An algorithm for $g$-invariant on unary Hermitian lattices over imaginary quadratic fields

TL;DR

This paper develops an algorithm to explicitly determine certain unary Hermitian lattices over imaginary quadratic fields and computes the minimal universal rank for these lattices, extending classical number theory concepts.

Contribution

It introduces a method to compute the set of representable unary Hermitian lattices and determines the minimal rank needed for universal representation over all imaginary quadratic fields.

Findings

Provides an explicit algorithm for classifying unary Hermitian lattices

Calculates the exact minimal rank for universal representation in each field

Extends the concept of Pythagoras number to Hermitian lattice setting

Abstract

Let $E=\mathbb{Q}\big(\sqrt{-d}\big)$ be an imaginary quadratic field for a square-free positive integer $d$, and let $\mathcal{O}$ be its ring of integers.
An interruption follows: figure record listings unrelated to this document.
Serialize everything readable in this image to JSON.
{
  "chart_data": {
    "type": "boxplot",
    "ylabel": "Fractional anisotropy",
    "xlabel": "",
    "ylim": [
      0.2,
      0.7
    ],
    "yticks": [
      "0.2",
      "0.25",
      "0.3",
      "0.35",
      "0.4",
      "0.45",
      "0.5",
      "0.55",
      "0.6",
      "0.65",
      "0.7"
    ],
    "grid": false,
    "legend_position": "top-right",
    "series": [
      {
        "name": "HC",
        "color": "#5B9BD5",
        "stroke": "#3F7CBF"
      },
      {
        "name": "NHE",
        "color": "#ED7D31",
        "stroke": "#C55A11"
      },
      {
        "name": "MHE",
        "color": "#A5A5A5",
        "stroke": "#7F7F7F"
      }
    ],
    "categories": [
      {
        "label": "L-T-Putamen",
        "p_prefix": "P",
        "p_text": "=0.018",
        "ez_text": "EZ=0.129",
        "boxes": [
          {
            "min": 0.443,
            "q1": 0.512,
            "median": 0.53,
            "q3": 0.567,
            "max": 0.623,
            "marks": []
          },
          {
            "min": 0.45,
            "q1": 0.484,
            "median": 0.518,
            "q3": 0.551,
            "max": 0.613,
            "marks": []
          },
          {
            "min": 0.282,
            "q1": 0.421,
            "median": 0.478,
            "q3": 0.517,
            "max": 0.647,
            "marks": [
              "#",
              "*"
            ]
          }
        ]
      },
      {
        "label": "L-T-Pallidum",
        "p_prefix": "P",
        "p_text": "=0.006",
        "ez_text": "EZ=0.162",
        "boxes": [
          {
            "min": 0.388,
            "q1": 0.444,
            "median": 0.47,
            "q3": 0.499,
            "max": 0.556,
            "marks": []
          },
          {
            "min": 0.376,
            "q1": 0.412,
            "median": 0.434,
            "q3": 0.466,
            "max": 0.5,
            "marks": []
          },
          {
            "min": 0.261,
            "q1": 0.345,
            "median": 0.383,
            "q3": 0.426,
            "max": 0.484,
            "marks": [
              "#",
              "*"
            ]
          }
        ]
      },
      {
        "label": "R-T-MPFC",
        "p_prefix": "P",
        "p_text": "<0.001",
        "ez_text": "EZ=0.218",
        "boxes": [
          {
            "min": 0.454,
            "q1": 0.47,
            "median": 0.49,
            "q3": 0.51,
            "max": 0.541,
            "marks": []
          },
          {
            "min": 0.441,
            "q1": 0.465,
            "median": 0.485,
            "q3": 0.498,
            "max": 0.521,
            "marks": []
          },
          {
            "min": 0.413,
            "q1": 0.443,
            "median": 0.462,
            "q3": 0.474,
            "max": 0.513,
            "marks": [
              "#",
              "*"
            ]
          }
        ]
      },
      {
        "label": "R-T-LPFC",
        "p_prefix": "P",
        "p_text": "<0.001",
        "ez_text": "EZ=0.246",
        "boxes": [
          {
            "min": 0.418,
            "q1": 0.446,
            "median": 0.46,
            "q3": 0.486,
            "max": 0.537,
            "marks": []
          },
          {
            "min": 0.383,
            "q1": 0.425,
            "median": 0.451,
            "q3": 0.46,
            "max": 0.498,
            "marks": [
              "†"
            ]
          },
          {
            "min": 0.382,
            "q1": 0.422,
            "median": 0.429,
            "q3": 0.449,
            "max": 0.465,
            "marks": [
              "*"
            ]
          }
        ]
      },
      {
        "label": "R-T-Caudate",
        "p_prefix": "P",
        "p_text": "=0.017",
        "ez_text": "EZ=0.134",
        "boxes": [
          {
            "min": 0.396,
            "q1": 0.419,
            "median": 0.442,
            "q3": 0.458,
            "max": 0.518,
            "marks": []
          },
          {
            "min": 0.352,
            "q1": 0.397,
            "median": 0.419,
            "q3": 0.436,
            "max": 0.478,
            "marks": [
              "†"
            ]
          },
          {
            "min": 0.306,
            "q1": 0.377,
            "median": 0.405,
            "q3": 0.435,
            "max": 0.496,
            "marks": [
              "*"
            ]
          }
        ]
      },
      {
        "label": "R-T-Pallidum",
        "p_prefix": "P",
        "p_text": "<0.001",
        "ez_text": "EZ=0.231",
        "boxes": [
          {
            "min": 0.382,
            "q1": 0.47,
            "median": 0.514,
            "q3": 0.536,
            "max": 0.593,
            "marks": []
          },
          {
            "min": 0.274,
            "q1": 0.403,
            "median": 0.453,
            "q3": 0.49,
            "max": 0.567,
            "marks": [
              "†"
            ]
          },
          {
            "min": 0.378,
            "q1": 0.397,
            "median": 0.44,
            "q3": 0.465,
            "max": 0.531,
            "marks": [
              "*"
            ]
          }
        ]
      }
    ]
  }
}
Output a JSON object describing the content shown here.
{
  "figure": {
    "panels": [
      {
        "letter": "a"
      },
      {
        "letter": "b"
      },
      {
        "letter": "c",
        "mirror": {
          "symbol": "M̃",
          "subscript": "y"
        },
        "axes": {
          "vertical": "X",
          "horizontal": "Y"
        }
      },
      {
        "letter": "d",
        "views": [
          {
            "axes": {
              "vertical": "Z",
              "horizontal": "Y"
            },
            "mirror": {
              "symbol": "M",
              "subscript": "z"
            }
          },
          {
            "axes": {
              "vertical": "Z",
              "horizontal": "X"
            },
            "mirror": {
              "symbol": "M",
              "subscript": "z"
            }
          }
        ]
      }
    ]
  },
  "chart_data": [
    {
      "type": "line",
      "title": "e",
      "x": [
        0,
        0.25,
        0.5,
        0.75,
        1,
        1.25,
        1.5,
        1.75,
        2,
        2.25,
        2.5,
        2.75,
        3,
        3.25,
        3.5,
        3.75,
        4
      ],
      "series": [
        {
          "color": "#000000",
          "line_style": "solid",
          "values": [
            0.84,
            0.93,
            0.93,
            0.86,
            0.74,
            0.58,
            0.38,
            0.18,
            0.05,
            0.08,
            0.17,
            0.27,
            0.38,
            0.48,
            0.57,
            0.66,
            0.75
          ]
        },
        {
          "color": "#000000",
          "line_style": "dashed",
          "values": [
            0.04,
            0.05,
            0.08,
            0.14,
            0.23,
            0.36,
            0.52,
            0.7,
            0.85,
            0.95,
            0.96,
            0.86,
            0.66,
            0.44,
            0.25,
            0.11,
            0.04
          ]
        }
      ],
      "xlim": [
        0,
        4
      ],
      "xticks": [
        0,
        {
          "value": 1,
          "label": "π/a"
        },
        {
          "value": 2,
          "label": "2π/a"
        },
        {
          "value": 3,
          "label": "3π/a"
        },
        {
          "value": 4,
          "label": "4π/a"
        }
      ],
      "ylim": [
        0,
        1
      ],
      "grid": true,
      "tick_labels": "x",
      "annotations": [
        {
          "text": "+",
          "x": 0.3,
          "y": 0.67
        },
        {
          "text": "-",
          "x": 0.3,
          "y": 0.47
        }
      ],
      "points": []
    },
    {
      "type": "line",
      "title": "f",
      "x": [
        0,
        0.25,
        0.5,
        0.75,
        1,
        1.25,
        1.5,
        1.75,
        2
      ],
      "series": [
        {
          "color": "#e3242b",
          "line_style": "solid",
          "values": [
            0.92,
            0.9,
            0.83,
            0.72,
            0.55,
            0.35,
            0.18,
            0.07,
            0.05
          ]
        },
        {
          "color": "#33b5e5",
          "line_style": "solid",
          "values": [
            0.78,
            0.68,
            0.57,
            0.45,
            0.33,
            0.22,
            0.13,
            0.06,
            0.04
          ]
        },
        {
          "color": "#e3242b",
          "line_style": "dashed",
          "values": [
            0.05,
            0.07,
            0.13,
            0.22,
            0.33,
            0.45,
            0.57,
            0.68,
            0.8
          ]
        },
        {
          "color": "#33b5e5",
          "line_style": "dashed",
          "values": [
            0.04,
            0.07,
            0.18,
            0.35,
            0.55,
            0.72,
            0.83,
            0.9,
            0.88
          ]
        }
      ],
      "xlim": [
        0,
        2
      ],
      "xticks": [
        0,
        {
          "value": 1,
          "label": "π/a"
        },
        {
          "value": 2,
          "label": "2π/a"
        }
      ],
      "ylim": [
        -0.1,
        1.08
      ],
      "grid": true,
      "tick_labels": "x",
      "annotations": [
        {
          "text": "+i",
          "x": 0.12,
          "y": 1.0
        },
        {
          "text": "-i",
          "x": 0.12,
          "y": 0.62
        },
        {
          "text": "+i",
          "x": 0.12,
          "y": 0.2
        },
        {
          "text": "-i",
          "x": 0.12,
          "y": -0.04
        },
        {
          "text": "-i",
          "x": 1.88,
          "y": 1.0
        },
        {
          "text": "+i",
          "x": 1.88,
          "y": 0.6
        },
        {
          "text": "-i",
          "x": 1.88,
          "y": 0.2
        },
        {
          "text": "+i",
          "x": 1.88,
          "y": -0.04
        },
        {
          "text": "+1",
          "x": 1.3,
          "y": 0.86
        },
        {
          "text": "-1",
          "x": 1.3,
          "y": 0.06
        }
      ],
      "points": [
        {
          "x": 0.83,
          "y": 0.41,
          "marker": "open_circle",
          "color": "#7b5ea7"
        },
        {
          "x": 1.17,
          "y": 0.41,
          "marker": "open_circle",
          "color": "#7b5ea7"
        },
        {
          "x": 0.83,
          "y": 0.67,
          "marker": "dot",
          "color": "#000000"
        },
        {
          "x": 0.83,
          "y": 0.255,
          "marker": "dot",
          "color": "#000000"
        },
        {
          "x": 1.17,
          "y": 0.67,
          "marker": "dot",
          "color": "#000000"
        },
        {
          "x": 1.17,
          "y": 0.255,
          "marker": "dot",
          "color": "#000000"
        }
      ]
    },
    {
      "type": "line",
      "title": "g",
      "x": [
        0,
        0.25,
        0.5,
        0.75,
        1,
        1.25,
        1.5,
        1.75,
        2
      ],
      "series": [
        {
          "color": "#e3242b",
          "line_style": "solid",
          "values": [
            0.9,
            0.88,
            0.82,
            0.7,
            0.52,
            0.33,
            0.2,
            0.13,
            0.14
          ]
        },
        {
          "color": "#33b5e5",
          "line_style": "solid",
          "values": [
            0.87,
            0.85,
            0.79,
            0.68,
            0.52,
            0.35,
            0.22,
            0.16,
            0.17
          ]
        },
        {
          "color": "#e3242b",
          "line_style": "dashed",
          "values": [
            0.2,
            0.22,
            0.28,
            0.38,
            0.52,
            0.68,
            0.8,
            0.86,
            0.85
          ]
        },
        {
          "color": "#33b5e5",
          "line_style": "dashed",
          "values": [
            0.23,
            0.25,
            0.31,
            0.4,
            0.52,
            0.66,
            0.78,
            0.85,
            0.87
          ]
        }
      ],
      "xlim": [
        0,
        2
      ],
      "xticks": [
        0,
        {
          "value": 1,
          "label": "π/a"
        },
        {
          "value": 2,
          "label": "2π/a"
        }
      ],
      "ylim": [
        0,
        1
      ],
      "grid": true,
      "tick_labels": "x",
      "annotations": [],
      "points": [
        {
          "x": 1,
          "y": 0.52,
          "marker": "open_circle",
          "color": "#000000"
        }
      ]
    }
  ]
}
For each positive integer $m$, let $I_m$ be the free Hermitian lattice over $\mathcal{O}$ with an orthonormal basis, let $\mathfrak{S}_d(1)$ be the set consisting of all positive definite integral unary Hermitian lattices over $\mathcal{O}$ that can be represented by some $I_m$, and let $g_d(1)$ be the least positive integer such that all Hermitian lattices in $\mathfrak{S}_d(1)$ can be uniformly represented by $I_{g_d(1)}$. The main results of this work provide an algorithm to calculate the explicit form of $\mathfrak{S}_d(1)$ and the exact value of $g_d(1)$ for every imaginary quadratic field $E$, which can be viewed as a natural extension of the Pythagoras number in the lattice setting.